The New Zealand dollar fell against the greenback after poor manufacturing data out of the UK and US doused the upbeat mood of global markets seen after officials in Washington agreed on a deal to lift the debt ceiling.
The run of soft factory data started in the UK with the Markit/Cips manufacturing purchasing managers' index for July falling to 49.1, down from 51.4 in June.
That was followed by announcement from the Institute for Supply Management, which said its index of US national factory activity fell to 50.9 in July from 55.3 in the previous month, short of the 54.9 expected.

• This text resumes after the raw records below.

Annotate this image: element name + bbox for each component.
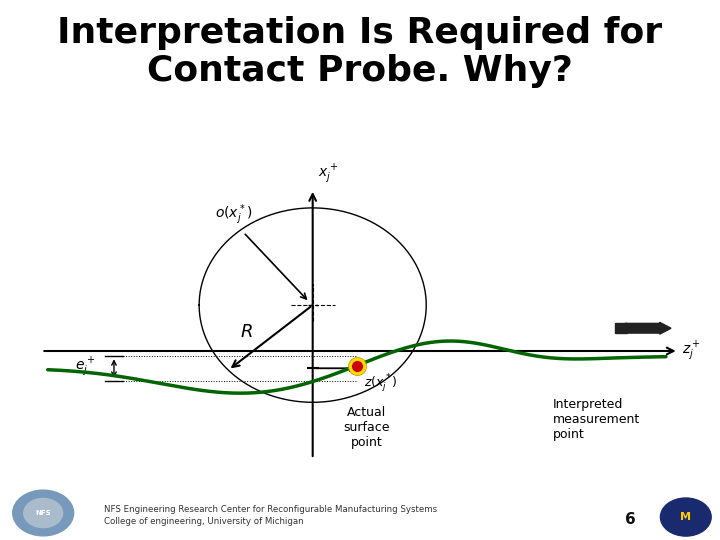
Text: NFS: NFS (35, 510, 51, 516)
Text: M: M (680, 512, 691, 522)
Text: 6: 6 (625, 511, 635, 526)
Text: NFS Engineering Research Center for Reconfigurable Manufacturing Systems
College: NFS Engineering Research Center for Reco… (104, 505, 438, 526)
Bar (616, 323, 627, 333)
Text: $e_j^+$: $e_j^+$ (75, 356, 95, 379)
Circle shape (13, 490, 73, 536)
Text: $x_j^+$: $x_j^+$ (318, 163, 338, 186)
FancyArrow shape (625, 322, 671, 334)
Text: $R$: $R$ (240, 323, 253, 341)
Text: Interpreted
measurement
point: Interpreted measurement point (552, 398, 639, 441)
Circle shape (660, 498, 711, 536)
Circle shape (24, 498, 63, 528)
Text: $o(x_j^*)$: $o(x_j^*)$ (215, 202, 253, 227)
Text: Interpretation Is Required for
Contact Probe. Why?: Interpretation Is Required for Contact P… (58, 16, 662, 88)
Text: $z_j^+$: $z_j^+$ (682, 340, 701, 362)
Text: Actual
surface
point: Actual surface point (343, 406, 390, 449)
Text: $z(x_j^*)$: $z(x_j^*)$ (364, 373, 398, 395)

The data saw global markets gave up their early gains, with the Standard & Poor's 500 Index falling 0.2 per cent to 1,286.94, and Europe's Stoxx 600 dropping 1.2 per cent to 262.02, sapping demand for growth-linked currencies, with the kiwi and Australian dollar declining almost in tandem. The antipodean currencies were also dented by softer commodity prices, with the 19-commodity Thompson Reuters CRB Index falling 0.2 per cent to 341.41.
"It all started in the European session with the poor PMI out of UK, and then moved into US with ISM, which was very weak, sparking general concerns about global growth," said Mike Burrowes, a market strategist with Bank of New Zealand. "Just to spice things up, the US dollar acted as a safe haven currency again, and the kiwi just tracked those global moves."